# Import Libraries

In [None]:
import os
import sys
import cv2
import random
import numpy as np
import pandas as pd
import seaborn as sns
import multiprocessing as mp
import matplotlib.pyplot as plt
from tqdm import tqdm
from netCDF4 import Dataset
from functools import partial
from collections import defaultdict
from datetime import timedelta, date
from s2cloudless import S2PixelCloudDetector

# Define Paths

In [None]:
cwd = os.getcwd()
data_path = open('path_to_data.txt').read()
print(cwd, '\n', data_path)

# Metadata

### Data Directory

In [None]:
# Define the path to the data directory
data_directory = data_path
DIR = sorted(os.listdir(data_directory))
#DIR = [file for file in DIR if ('deforestation' in file)]
DIR = [file for file in DIR if (('fire' not in file))]
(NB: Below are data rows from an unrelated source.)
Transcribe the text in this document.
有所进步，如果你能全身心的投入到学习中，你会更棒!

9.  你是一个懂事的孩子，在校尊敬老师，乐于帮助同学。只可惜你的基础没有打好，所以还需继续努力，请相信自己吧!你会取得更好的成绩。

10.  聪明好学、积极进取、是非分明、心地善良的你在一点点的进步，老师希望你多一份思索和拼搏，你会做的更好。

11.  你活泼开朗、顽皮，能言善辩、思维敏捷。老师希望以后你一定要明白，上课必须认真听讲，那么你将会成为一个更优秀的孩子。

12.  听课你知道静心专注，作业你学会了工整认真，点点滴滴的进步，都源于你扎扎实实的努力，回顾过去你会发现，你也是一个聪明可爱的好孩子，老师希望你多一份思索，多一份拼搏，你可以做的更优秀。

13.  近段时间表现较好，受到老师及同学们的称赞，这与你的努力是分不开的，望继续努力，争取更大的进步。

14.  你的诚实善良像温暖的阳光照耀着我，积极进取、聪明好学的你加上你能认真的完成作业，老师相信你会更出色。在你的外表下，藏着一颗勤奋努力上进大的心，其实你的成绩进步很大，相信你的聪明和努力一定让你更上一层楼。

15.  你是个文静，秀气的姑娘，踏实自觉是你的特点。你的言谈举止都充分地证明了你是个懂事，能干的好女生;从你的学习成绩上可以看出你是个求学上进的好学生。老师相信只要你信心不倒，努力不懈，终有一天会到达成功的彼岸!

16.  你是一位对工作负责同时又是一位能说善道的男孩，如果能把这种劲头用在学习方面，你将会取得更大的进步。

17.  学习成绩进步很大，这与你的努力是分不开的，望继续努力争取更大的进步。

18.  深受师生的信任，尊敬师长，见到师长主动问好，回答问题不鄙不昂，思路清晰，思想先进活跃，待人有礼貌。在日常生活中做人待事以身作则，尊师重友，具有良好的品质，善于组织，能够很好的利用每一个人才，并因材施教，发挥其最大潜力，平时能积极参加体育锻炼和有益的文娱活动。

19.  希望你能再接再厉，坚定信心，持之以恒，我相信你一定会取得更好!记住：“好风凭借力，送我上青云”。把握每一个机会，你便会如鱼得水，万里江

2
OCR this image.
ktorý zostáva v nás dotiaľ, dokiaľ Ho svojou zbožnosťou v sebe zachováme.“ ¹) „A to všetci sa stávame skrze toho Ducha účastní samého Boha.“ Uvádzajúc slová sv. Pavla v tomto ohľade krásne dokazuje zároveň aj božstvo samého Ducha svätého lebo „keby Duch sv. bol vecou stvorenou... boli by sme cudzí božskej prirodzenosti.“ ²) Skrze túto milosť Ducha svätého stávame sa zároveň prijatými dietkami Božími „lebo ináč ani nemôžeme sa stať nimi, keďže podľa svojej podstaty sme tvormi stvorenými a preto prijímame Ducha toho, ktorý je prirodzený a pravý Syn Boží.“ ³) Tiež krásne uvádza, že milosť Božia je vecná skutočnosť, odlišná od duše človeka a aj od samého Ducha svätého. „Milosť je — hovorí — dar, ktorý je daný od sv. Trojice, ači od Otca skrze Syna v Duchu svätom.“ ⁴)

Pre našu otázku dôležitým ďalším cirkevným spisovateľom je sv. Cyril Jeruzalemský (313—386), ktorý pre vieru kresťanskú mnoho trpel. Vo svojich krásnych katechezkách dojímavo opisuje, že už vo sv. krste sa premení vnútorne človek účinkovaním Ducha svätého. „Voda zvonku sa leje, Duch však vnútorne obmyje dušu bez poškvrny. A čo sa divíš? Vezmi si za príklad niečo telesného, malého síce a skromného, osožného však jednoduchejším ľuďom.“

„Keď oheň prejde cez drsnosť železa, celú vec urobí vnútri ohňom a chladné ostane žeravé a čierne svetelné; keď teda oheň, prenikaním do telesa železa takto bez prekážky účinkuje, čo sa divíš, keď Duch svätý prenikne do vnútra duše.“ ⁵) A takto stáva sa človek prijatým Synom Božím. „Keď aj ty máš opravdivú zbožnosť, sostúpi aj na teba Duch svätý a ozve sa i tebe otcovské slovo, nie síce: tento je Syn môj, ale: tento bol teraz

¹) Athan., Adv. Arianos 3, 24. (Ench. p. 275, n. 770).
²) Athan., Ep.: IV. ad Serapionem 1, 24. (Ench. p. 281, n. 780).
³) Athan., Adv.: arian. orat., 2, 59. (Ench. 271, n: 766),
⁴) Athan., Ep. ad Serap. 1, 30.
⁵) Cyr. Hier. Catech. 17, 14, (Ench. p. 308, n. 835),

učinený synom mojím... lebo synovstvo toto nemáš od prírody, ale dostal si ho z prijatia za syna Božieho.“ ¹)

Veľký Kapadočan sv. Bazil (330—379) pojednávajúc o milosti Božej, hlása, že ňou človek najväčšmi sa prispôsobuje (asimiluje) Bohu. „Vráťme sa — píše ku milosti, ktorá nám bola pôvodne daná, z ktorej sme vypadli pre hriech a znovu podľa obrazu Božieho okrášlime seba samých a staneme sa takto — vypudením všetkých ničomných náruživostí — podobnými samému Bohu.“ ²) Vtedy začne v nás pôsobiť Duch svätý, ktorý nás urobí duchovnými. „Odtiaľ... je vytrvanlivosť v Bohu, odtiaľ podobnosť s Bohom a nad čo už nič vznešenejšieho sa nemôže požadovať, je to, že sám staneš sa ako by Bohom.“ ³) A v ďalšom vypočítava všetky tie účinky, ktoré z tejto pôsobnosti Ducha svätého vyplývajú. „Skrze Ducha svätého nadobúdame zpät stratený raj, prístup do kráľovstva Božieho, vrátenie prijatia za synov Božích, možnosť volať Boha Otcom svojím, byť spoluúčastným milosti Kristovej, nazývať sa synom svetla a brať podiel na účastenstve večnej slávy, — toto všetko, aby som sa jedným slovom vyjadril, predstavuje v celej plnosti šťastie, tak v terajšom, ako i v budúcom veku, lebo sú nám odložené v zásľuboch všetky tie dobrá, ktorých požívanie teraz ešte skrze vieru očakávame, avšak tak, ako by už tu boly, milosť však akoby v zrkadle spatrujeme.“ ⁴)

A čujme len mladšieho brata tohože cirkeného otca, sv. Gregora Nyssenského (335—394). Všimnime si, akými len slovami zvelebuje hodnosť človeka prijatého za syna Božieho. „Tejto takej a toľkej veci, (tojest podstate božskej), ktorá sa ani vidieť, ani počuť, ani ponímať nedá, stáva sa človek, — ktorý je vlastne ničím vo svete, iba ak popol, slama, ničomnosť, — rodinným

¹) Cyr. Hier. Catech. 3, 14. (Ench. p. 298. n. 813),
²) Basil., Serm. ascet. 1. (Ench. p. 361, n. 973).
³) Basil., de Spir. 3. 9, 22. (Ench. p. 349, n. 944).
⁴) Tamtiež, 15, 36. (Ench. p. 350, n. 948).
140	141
# Initialize an empty dictionary to store the file names and their data point counts
data_counts = {}

# Loop through each file in the data directory
for filename in DIR:
    if filename.endswith('.nc'):
        # Construct the full file path
        file_path = os.path.join(data_directory, filename)
        
        # Open the .nc file
        with Dataset(file_path, 'r') as nc_file:
            # Assuming the data variable is named 'data', adjust as necessary
            data_variable = nc_file.variables['index']
            
            # Count the number of data points
            num_data_points = data_variable.size
            
            # Store the count in the dictionary
            data_counts[filename] = num_data_points

# Create a DataFrame from the dictionary
df = pd.DataFrame(list(data_counts.items()), columns=['File Name', 'Number of Data Points'])

# Display the DataFrame
print(df)

### NP Array Metadata Function

In [None]:
def np_metadata(arr, name='Array', print_unique_values=False, print_unique_counts=False):
    print()
    print('Name:', name)
    print('\tShape:', arr.shape)
    print('\tSize:', arr.size)
    print('\tDimensions:', arr.ndim)
    print('\tDtype:', arr.dtype)
    print('\tMemory Usage:', arr.nbytes, 'bytes')
    if '<U' not in str(arr.dtype):
        print('\tMIN:', arr.min())
        print('\tMAX:', arr.max())
    if print_unique_values:
        print('\tNum Unique Values:', np.unique(arr).size)
        if print_unique_counts:
            print('\tUnique Values:', np.unique(arr, return_counts=True))
    print('\tPreview:', arr[:10])
    print()

def np_metadata_image(image, name='Image', print_unique_values=False):
    print()
    print('Name:', name)
    print('\tShape:', image.shape)
    print('\tSize:', image.size)
    print('\tDimensions:', image.ndim)
    print('\tDtype:', image.dtype)
    print('\tMemory Usage:', image.nbytes, 'bytes')
    print('\tMIN:', image.min())
    print('\tMAX:', image.max())
    print('\tNum Unique Values:', np.unique(image).size)
    if print_unique_values:
        print('\tUnique Values:', np.unique(image))
    '''
    print('\tPreview:')
    plt.imshow(image)
    plt.axis('off')
    plt.show()
    '''
    print()

# Data 'at-a-glance'

### netCDF date interpreter Function

In [None]:
def date_from_date_delta(n, date='2018-12-13'):
    date = pd.to_datetime(date)
    return (date + timedelta(days=int(n))).strftime('%Y-%m-%d')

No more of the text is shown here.